Morgan Stanley (NYSE:MS | MS Price Prediction) and JPMorgan Chase (NYSE:JPM) both posted Q1 2026 results that showcased strength, yet the businesses behind those numbers look nothing alike. Morgan Stanley leaned on advisory fees and wealth flows. JPMorgan flexed a universal-bank engine touching cards, payments, and trading. Each firm’s core revenue engine now sits in a distinctly different part of finance.
Fee Flywheel at Morgan Stanley, Everything Machine at JPMorgan
Ted Pick called it “a record quarter”, and the composition matters. Wealth Management pulled in $8.52 billion with $118.4 billion in net new assets and $54 billion of fee-based flows. That is recurring, sticky revenue. Institutional Securities added $10.72 billion, with Advisory alone up 74%. Investment Management slipped 4% on $11.6 billion of equity outflows, a reminder the fee model still has soft spots.
JPMorgan showed scale that Morgan Stanley cannot match. The Commercial & Investment Bank generated $23.38 billion, Markets hit a record $11.6 billion, and Card Services & Auto climbed 13% to $7.76 billion. Consumer credit is a real engine here, and it cuts both ways. The Card net charge-off rate ran at 3.46%, and nonperforming exposure rose 11% to $11.0 billion.
Capital-Light Advisor vs. Cyclical Credit Colossus
| Lens | Morgan Stanley | JPMorgan |
| Core Bet | Wealth & advisory fees | Universal bank scale |
| Q1 Revenue | $20.58B | $49.84B |
| EPS | $3.43 | $5.94 |
| Client Assets | $7.34T | $7.1T |
| Trailing P/E | 19 | 16 |
Morgan Stanley converts trillions in assets under management directly into predictable, high-margin advisory fee revenue. That shows up as a 27.1% ROTCE and an efficiency ratio compressed to 65%. JPMorgan holds #1 Global IB fees at 9.8% wallet share, but noninterest expense grew 14%, outpacing revenue.

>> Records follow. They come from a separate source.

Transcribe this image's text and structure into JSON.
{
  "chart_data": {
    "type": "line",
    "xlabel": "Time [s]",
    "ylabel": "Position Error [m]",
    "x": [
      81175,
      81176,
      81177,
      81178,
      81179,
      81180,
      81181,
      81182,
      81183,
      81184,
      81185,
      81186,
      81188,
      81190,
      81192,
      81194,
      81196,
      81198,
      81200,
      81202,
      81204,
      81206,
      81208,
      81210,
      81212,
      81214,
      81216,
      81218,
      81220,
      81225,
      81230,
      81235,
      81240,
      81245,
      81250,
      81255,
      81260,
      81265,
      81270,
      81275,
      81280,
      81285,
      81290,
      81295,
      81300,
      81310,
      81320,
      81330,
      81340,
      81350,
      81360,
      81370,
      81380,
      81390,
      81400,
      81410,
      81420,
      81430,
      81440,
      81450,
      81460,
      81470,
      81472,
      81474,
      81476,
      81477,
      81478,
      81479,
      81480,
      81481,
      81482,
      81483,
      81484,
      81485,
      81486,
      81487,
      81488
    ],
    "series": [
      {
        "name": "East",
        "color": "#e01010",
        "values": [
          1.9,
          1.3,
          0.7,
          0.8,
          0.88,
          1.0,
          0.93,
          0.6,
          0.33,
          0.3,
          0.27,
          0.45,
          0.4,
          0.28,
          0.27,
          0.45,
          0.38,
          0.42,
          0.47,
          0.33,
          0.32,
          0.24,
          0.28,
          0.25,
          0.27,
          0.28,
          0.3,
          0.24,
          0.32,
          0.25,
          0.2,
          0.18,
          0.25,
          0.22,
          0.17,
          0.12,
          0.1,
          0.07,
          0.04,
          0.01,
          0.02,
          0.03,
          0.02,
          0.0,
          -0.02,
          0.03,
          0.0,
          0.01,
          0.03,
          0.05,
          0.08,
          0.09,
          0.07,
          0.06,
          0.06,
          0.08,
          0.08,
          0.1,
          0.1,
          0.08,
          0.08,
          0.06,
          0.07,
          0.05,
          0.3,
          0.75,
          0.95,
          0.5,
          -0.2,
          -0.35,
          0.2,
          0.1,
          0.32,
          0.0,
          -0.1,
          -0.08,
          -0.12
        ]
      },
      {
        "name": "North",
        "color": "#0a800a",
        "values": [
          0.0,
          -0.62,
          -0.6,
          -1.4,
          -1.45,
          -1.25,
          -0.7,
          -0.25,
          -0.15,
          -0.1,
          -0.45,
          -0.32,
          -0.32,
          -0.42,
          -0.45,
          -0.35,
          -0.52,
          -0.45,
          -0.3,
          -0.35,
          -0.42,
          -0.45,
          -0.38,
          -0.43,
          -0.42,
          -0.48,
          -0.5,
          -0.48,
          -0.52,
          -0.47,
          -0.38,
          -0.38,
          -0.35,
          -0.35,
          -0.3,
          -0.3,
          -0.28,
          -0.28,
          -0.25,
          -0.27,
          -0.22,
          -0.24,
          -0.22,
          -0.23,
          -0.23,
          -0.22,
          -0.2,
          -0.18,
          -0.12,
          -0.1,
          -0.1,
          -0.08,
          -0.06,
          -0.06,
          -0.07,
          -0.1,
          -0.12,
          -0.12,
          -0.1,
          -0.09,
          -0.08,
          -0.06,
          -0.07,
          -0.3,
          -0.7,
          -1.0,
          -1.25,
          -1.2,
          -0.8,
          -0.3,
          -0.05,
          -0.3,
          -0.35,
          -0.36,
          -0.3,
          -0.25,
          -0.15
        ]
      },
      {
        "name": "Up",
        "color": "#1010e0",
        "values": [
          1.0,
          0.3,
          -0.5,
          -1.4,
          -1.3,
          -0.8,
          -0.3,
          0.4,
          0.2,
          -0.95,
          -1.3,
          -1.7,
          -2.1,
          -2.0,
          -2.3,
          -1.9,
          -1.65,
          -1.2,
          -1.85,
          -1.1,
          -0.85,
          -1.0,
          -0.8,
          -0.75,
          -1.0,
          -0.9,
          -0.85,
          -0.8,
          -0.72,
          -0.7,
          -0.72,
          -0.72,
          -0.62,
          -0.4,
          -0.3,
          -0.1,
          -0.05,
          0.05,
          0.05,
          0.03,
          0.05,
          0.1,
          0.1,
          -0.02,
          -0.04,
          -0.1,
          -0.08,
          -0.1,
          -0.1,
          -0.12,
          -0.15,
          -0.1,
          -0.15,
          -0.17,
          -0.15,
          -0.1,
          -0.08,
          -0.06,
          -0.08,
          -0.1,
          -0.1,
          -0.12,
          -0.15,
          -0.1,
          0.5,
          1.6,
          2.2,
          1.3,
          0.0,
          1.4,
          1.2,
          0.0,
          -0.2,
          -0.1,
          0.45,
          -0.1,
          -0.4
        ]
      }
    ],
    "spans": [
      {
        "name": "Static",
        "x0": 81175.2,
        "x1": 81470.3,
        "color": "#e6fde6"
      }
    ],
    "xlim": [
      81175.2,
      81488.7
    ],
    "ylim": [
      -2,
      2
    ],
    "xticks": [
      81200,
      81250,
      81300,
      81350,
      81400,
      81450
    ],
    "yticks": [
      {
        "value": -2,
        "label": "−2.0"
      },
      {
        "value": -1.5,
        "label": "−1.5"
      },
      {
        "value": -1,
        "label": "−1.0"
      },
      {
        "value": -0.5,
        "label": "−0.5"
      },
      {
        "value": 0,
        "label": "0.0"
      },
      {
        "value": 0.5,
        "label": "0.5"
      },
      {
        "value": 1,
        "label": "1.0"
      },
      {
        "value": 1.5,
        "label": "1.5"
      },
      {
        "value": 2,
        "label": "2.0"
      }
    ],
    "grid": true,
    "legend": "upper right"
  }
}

The Next Test Is Credit Normalization and Wealth Flows
I will be watching whether Morgan Stanley can push toward its $10 trillion client-asset target while fixing the Investment Management outflows. Polymarket traders currently price a 51% chance MS Q2 IB revenue clears $2.125 billion, which is a real test of momentum. For JPMorgan, credit is the story. Card charge-offs and that rising nonperforming exposure will tell us whether Dimon’s “resilient” consumer holds through year-end.
The Case for Morgan Stanley’s Fee Durability
If I want cash-flow durability through a messy macro, I lean toward Morgan Stanley. The wealth engine keeps compounding whether markets chop or trend, and shares are already up 51.97% over the past year for a reason. JPMorgan fits a different investor, one who wants scale, a $1.50 quarterly dividend, and comfort owning the credit cycle. At 16 times earnings, it is cheaper than Morgan Stanley at 19, and that discount exists precisely because the cyclical exposure is real. The setup that would narrow the gap is credit metrics stabilizing at JPMorgan and its expense growth cooling. Until then, Morgan Stanley’s fee flywheel is the more defensive profile of the two.